Nuclear Physics – AFRODITE
Large -ray detector arrays are usually inefficient for the detection of photons below 20 keV. AFRODITE is a medium size array that has the unique capability of detecting both high and low energy photons with a reasonably high efficiency by combining large volume escape suppressed HPGe detectors (CLOVERS) with Low Energy Photon Spectrometer (LEPS) detectors.The AFRODITE frame is a small rhombicuboctahedron with 16 detector positions. The target chamber has the same geometry and has thin (75 micron) Kapton windows on the 16 square faces. AFRODITE comprises 8 Clover detectors similar to those of EUROBALL III and 8 LEPS for photons between 30 and 300 keV. Each Clover consists of four 50 x 70 mm HPGe crystals and the 8 Clovers subtend 11% of 4pi. The LEPS consist of four segmented planar Ge detectors of 2800 mm2 x 10 mm and they subtend 12.5% of 4pi. An ancillary detector for the detection of fission fragments can be mounted inside the target chamber. It comprises 32 photovoltaic cells. To view the array in the target chamber click here.
Under normal operation, the Afrodite detectors need to be maintained at temperatures of approximately -180 °C. For this reason, an automated liquid nitrogen cooling system was designed and built, in order to reliably keep cool and monitor the individual detectors.
Each detector is constructed with an integral 2.5 litre liquid nitrogen dewar, which in turn is coupled to the sensitive crystals by means of a copper rod for continuous cooling.
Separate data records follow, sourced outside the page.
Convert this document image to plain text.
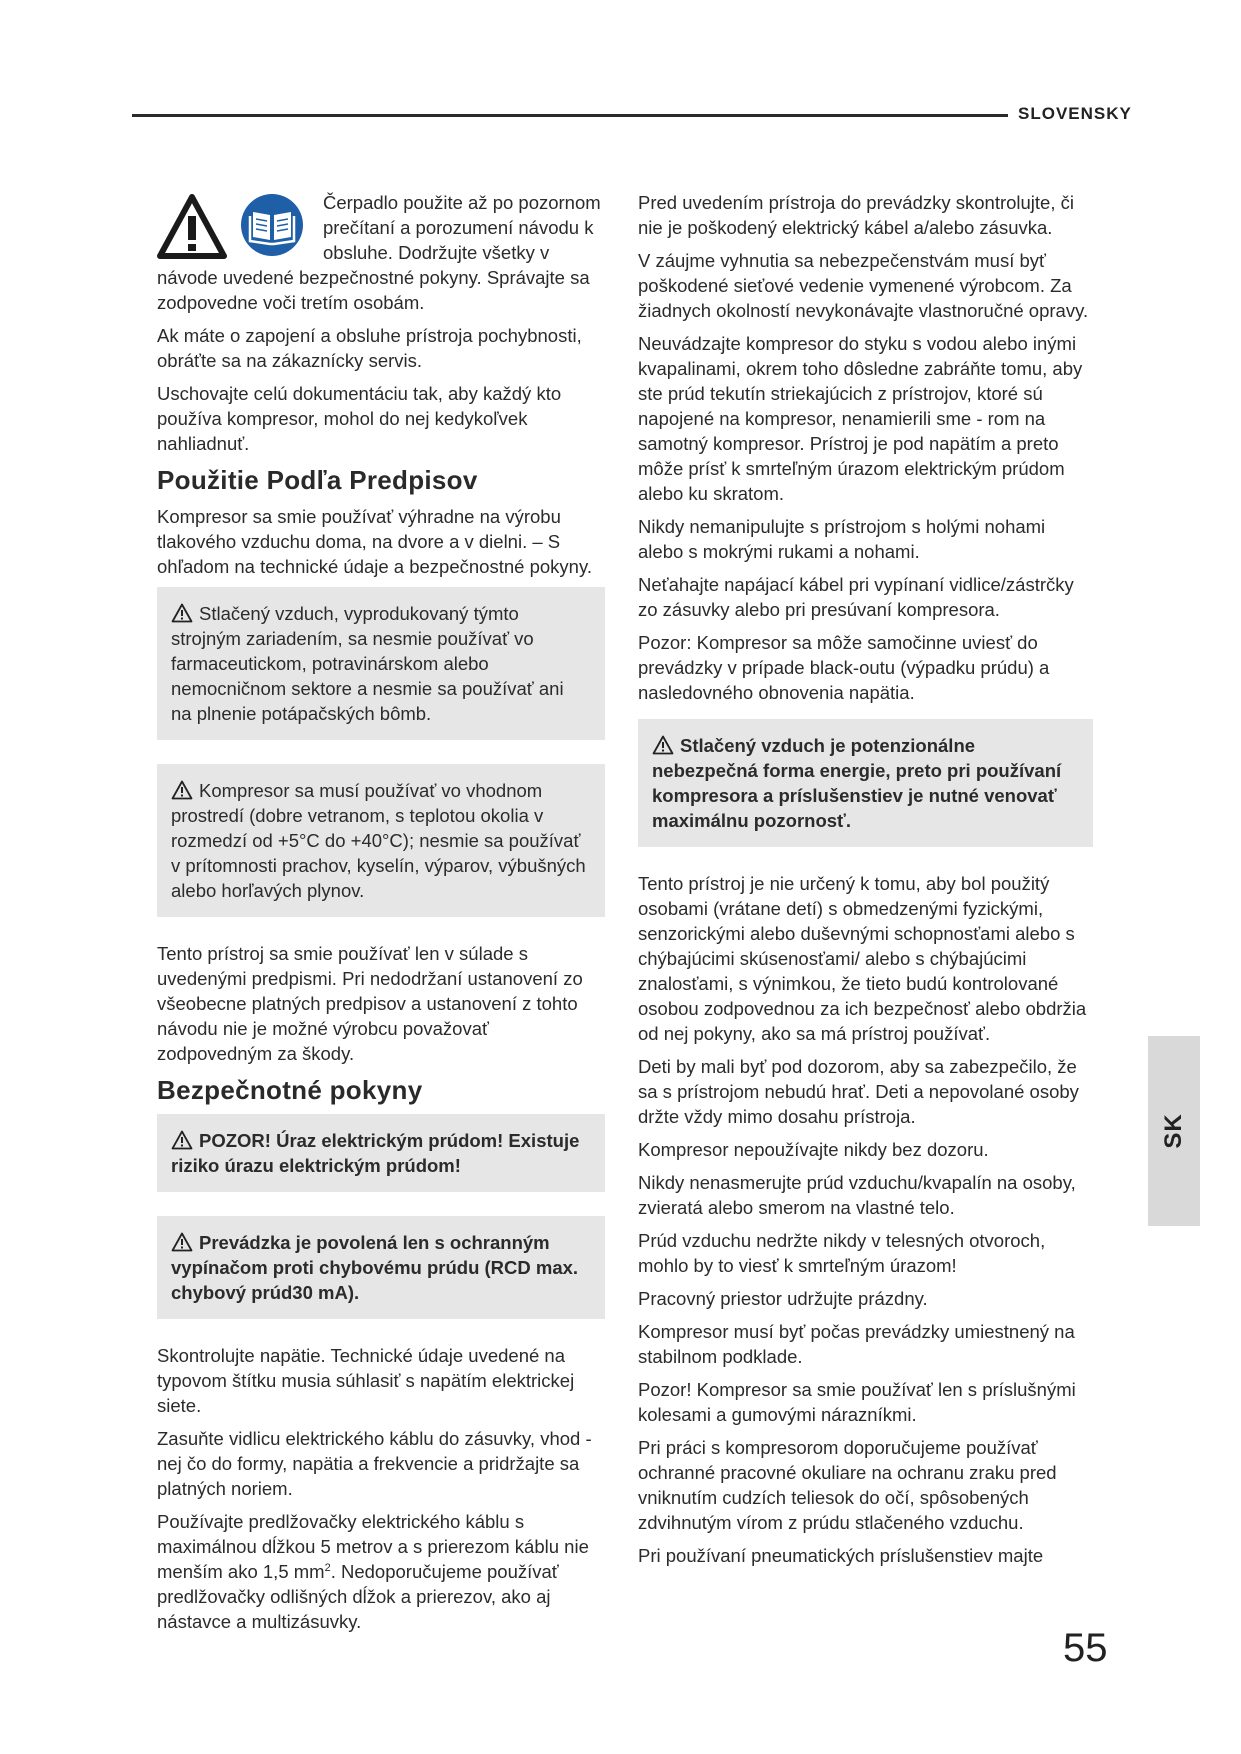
SLOVENSKY

Čerpadlo použite až po pozornom prečítaní a porozumení návodu k obsluhe. Dodržujte všetky v návode uvedené bezpečnostné pokyny. Správajte sa zodpovedne voči tretím osobám.

Ak máte o zapojení a obsluhe prístroja pochybnosti, obráťte sa na zákaznícky servis.

Uschovajte celú dokumentáciu tak, aby každý kto používa kompresor, mohol do nej kedykoľvek nahliadnuť.

Použitie Podľa Predpisov

Kompresor sa smie používať výhradne na výrobu tlakového vzduchu doma, na dvore a v dielni. – S ohľadom na technické údaje a bezpečnostné pokyny.

Stlačený vzduch, vyprodukovaný týmto strojným zariadením, sa nesmie používať vo farmaceutickom, potravinárskom alebo nemocničnom sektore a nesmie sa používať ani na plnenie potápačských bômb.
Kompresor sa musí používať vo vhodnom prostredí (dobre vetranom, s teplotou okolia v rozmedzí od +5°C do +40°C); nesmie sa používať v prítomnosti prachov, kyselín, výparov, výbušných alebo horľavých plynov.

Tento prístroj sa smie používať len v súlade s uvedenými predpismi. Pri nedodržaní ustanovení zo všeobecne platných predpisov a ustanovení z tohto návodu nie je možné výrobcu považovať zodpovedným za škody.

Bezpečnotné pokyny
POZOR! Úraz elektrickým prúdom! Existuje riziko úrazu elektrickým prúdom!
Prevádzka je povolená len s ochranným vypínačom proti chybovému prúdu (RCD max. chybový prúd30 mA).

Skontrolujte napätie. Technické údaje uvedené na typovom štítku musia súhlasiť s napätím elektrickej siete.

Zasuňte vidlicu elektrického káblu do zásuvky, vhod - nej čo do formy, napätia a frekvencie a pridržajte sa platných noriem.

Používajte predlžovačky elektrického káblu s maximálnou dĺžkou 5 metrov a s prierezom káblu nie menším ako 1,5 $mm^2$. Nedoporučujeme používať predlžovačky odlišných dĺžok a prierezov, ako aj nástavce a multizásuvky.

Pred uvedením prístroja do prevádzky skontrolujte, či nie je poškodený elektrický kábel a/alebo zásuvka.

V záujme vyhnutia sa nebezpečenstvám musí byť poškodené sieťové vedenie vymenené výrobcom. Za žiadnych okolností nevykonávajte vlastnoručné opravy.

Neuvádzajte kompresor do styku s vodou alebo inými kvapalinami, okrem toho dôsledne zabráňte tomu, aby ste prúd tekutín striekajúcich z prístrojov, ktoré sú napojené na kompresor, nenamierili sme - rom na samotný kompresor. Prístroj je pod napätím a preto môže prísť k smrteľným úrazom elektrickým prúdom alebo ku skratom.

Nikdy nemanipulujte s prístrojom s holými nohami alebo s mokrými rukami a nohami.

Neťahajte napájací kábel pri vypínaní vidlice/zástrčky zo zásuvky alebo pri presúvaní kompresora.

Pozor: Kompresor sa môže samočinne uviesť do prevádzky v prípade black-outu (výpadku prúdu) a nasledovného obnovenia napätia.

Stlačený vzduch je potenzionálne nebezpečná forma energie, preto pri používaní kompresora a príslušenstiev je nutné venovať maximálnu pozornosť.

Tento prístroj je nie určený k tomu, aby bol použitý osobami (vrátane detí) s obmedzenými fyzickými, senzorickými alebo duševnými schopnosťami alebo s chýbajúcimi skúsenosťami/ alebo s chýbajúcimi znalosťami, s výnimkou, že tieto budú kontrolované osobou zodpovednou za ich bezpečnosť alebo obdržia od nej pokyny, ako sa má prístroj používať.

Deti by mali byť pod dozorom, aby sa zabezpečilo, že sa s prístrojom nebudú hrať. Deti a nepovolané osoby držte vždy mimo dosahu prístroja.

Kompresor nepoužívajte nikdy bez dozoru.

Nikdy nenasmerujte prúd vzduchu/kvapalín na osoby, zvieratá alebo smerom na vlastné telo.

Prúd vzduchu nedržte nikdy v telesných otvoroch, mohlo by to viesť k smrteľným úrazom!

Pracovný priestor udržujte prázdny.

Kompresor musí byť počas prevádzky umiestnený na stabilnom podklade.

Pozor! Kompresor sa smie používať len s príslušnými kolesami a gumovými nárazníkmi.

Pri práci s kompresorom doporučujeme používať ochranné pracovné okuliare na ochranu zraku pred vniknutím cudzích teliesok do očí, spôsobených zdvihnutým vírom z prúdu stlačeného vzduchu.

Pri používaní pneumatických príslušenstiev majte

SK
55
The detectors are filled via insulated PTFE tubes and solenoid-operated valves, from a 180 litre liquid nitrogen supply tank. The filling sequences and times are controlled by a programmable logic controller while the supply tank volume is monitored by means of a load-cell scale with a digital readout unit.
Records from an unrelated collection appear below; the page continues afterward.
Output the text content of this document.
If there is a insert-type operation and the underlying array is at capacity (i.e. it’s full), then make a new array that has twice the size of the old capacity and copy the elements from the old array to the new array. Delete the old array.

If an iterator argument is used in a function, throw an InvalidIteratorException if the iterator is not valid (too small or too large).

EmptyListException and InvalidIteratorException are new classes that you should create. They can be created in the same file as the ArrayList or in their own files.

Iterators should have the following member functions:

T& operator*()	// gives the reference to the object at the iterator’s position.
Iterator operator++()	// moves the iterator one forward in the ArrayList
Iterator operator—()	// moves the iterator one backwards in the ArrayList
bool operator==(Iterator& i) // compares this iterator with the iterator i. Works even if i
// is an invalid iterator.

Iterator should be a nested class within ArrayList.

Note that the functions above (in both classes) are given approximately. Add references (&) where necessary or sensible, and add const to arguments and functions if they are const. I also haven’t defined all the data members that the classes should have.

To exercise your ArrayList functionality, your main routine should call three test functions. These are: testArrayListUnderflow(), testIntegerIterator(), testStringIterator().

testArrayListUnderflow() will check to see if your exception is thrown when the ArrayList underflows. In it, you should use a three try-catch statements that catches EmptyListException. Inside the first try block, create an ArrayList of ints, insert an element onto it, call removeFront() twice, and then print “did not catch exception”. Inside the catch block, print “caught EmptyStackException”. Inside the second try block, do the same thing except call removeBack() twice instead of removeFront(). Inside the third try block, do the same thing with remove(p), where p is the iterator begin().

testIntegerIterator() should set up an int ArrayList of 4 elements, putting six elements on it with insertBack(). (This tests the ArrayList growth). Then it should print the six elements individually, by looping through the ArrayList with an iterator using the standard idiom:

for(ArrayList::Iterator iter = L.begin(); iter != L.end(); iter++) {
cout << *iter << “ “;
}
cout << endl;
The detector temperatures are monitored by an electronic alarm system, as well as a graphic temperature display and temperature history on a dedicated PC. If the electronic alarm is activated, a blinking indicator on the PC’s monitor will appear. The PC also monitors an output from the scale-readout unit, for checking that there is always an adequate supply of liquid nitrogen available during filling cycles.